PVR Business Booming

By The Manolith Team on October 27th, 2008

Personal Video Recorders (PVR) remain one of the fastest growing electronic consumer markets since their first introduction in the late 1990’s. Also known as Digital Video Receivers (DVR), this amazing new technology takes video streams and saves them in digital format to a source of memory such as a hard drive. Consumers can then access the video and watch it at a later time. The television viewing community has not been the same since.

This new technology was first started with the widely popular TiVo and ReplayTV brands but quickly branched out to numerous competing brands. There are new features and receivers coming onto the market all the time now, trying to snatch up a piece of the booming digital video recording pie.

The expanding PVR technology has even linked into the computer market allowing consumers to transfer movies from their televisions into the computer to burn onto DVDs. Watching movies and other videos is also possible right on the computer screen, as is scheduling new recordings for a PVR through service provider websites.

From new technology that links television sets with viewer’s computer networks for the ultimate convenience of literally viewing your favorite television shows on the go, to Sony’s new PVR with built in high definition tuners, the world of PVR technology is continually evolving. What was originally a great thing just gets better and better for consumers who no longer have to watch commercials or schedule their nightly activities around primetime television.

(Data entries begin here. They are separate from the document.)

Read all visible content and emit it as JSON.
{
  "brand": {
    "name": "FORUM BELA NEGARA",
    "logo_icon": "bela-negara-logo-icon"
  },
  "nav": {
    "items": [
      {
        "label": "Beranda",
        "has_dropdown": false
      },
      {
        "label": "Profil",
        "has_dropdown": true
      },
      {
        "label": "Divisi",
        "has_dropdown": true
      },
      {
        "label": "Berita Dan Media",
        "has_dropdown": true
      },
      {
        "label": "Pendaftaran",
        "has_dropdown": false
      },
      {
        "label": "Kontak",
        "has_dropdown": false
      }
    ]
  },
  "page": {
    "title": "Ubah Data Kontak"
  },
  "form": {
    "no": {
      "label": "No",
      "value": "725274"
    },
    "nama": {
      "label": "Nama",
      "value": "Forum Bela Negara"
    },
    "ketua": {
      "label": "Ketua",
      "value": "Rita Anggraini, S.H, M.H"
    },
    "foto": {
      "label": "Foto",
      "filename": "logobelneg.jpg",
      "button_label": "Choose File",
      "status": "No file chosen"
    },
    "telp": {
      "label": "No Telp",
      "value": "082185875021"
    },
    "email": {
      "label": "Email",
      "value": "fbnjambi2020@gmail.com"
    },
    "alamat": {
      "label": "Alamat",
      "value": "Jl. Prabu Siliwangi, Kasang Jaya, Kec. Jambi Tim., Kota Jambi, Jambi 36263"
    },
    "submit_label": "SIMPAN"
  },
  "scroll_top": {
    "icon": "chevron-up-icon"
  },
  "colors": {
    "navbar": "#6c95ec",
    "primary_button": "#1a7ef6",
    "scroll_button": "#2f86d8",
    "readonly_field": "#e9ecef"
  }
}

The DVR world no longer circulates only around TiVo and ReplayTV. Most cable companies now offer their own DVR box top sets which offer many of the features consumers get from buying expensive boxes for the bigger name companies like TiVo. Actually, TiVo and ReplayTV have scrambled to link up with these cable companies to link their services into the cable company PVR boxes. It’s the best opportunity that companies specializing only in PVR service have to remain alive in a highly competitive market.

The expensive brand services such as TiVo took a direct hit with the emergence of decent quality competition because most consumers do not want to add extra boxes into their living rooms to hook TiVo up with their cable sets. Many are completely satisfied to use the PVRs offered within the cable boxes and save themselves a little money for slighter lesser services. There may be more glitches and set up hassles with the cable company DVRs, thus the highly desired unions between TiVo and ReplayTV with the cable companies.